La cour est en mesure de constater l’abus des époux X, au regard des multiples demandes légitimes des consorts Z demeurées sans effet, des motifs sévères retenus par les juridictions saisies par les époux X. On relève également que les époux X ne justifient pas avoir réagi, ne serait-ce pour les contester, aux dénonciations par les consorts Z de leurs carences en matière d’entretien minimal et de surveillance des lieux, qu’ils ne produisent aucun document de nature à contredire ces affirmations. En revanche, l’irrecevabilité des pièces et conclusions des intimés prive la cour des attestations dont le tribunal avait eu connaissance.
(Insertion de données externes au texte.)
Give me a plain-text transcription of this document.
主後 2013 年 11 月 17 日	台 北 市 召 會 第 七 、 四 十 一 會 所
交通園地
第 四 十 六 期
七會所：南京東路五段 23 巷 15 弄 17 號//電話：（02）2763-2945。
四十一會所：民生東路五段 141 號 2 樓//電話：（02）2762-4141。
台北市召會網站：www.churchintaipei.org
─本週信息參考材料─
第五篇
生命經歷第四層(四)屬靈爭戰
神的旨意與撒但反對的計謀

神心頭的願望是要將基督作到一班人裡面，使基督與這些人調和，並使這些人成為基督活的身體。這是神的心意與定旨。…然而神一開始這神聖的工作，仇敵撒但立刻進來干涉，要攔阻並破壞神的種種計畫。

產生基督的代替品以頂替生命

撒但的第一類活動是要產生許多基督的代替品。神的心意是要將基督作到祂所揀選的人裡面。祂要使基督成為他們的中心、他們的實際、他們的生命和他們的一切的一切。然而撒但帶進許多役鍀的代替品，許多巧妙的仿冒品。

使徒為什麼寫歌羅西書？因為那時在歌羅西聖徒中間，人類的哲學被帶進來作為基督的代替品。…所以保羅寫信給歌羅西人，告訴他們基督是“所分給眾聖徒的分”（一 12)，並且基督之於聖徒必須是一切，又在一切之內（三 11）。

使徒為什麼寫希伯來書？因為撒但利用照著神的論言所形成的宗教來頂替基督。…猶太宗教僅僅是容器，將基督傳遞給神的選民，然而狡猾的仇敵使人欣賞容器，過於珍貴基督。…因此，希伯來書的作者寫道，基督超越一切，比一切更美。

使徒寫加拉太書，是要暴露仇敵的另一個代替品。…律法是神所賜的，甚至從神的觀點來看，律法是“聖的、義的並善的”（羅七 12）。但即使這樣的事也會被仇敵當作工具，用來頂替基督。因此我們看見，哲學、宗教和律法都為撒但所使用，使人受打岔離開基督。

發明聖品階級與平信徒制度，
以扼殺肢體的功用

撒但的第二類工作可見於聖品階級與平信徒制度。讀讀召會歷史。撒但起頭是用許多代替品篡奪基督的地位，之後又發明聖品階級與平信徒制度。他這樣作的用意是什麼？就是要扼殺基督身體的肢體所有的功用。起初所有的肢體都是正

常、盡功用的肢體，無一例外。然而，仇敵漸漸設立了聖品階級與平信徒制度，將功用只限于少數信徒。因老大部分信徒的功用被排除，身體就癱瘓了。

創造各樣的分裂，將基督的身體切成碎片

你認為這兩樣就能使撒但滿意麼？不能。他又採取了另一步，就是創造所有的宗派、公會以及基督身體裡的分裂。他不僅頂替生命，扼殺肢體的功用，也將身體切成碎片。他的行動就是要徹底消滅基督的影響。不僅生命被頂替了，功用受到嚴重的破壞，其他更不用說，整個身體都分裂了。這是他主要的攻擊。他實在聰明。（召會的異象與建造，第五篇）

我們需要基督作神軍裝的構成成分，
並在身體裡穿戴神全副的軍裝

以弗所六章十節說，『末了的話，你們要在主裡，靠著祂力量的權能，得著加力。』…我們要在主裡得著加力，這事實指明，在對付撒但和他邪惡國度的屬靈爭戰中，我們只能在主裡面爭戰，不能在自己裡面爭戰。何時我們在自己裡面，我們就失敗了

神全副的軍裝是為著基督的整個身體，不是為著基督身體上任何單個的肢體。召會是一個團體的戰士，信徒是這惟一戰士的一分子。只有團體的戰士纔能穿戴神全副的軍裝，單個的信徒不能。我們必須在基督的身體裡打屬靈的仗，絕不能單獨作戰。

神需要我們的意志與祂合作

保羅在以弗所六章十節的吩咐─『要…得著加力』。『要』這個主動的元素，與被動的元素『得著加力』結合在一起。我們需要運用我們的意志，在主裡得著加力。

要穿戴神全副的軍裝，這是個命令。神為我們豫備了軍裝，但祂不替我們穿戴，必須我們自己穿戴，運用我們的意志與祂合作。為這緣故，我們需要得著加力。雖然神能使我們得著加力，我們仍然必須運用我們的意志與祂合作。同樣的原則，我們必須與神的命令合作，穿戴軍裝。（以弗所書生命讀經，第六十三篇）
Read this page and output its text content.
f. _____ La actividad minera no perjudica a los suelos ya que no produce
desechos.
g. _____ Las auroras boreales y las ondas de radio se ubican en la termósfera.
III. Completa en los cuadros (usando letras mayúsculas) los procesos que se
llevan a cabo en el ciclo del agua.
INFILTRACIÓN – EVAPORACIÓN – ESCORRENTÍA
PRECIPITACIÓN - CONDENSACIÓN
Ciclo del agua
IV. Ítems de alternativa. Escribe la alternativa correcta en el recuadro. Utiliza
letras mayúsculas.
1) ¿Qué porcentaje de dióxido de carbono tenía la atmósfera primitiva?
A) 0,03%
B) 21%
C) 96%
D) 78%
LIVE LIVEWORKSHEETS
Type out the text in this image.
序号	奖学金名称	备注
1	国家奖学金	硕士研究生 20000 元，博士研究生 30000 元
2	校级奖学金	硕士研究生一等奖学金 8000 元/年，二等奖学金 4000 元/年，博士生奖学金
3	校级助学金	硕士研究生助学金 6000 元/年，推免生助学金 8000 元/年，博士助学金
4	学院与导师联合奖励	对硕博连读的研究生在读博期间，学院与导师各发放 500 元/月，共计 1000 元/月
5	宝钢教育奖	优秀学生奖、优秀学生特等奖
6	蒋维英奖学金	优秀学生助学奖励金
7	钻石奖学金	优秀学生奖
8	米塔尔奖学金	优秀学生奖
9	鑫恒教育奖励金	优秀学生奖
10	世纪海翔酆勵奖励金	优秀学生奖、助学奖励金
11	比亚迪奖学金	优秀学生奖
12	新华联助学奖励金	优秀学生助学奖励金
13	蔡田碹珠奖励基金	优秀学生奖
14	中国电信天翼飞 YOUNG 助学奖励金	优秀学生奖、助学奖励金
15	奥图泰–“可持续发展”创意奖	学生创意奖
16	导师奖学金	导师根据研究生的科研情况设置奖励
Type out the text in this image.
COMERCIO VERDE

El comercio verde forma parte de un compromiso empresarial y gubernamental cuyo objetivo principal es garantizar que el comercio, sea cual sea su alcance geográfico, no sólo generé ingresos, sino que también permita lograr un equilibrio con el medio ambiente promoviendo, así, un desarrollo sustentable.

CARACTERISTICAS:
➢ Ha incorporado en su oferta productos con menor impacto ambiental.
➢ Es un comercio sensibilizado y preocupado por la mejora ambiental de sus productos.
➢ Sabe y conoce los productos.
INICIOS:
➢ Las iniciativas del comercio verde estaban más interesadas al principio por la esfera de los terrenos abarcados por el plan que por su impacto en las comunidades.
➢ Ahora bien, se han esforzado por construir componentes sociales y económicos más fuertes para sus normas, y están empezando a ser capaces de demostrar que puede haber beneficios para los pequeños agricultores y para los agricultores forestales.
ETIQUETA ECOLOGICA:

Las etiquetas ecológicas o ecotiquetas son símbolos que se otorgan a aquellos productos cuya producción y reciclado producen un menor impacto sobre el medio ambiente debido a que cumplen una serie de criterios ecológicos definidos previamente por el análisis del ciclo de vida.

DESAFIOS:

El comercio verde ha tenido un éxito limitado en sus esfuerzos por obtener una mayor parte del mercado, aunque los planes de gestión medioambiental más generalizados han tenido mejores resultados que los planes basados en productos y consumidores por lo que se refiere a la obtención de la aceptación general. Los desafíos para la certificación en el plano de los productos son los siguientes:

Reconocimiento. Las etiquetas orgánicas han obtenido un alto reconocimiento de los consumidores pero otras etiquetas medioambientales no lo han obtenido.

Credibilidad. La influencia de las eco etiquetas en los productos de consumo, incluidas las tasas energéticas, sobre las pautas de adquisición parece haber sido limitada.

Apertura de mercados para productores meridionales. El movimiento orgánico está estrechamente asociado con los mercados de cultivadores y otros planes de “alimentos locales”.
En cet état, l’indemnisation du préjudice subi par les consorts Z est réduite à la somme de 8.000 €.
— sur les demandes annexes
Il n’y a pas lieu de modifier la condamnation prononcée en première instance sur le fondement de l’article 700 du code de procédure civile.
Les époux X doivent les dépens de première instance et d’appel.
PAR CES MOTIFS
La Cour,
Vu l’ordonnance du magistrat chargé de la mise en état du 17 juillet 2014,
Confirme le jugement déféré sauf sur le montant des dommages-intérêts alloués à M. A-F Z et Mme C Z et statuant à nouveau sur ce point,
Condamne M. H I X K et Mme L M K X à payer à M. A-F Z et Mme C Z la somme de 8.000 € en réparation de leur préjudice.
Y ajoutant,
Condamne M. H I X K et Mme L M K X au paiement des dépens dont distraction par application des dispositions de l’article 699 du code de procédure civile. Dit n’y avoir lieu à application de l’article 700 du code de procédure civile.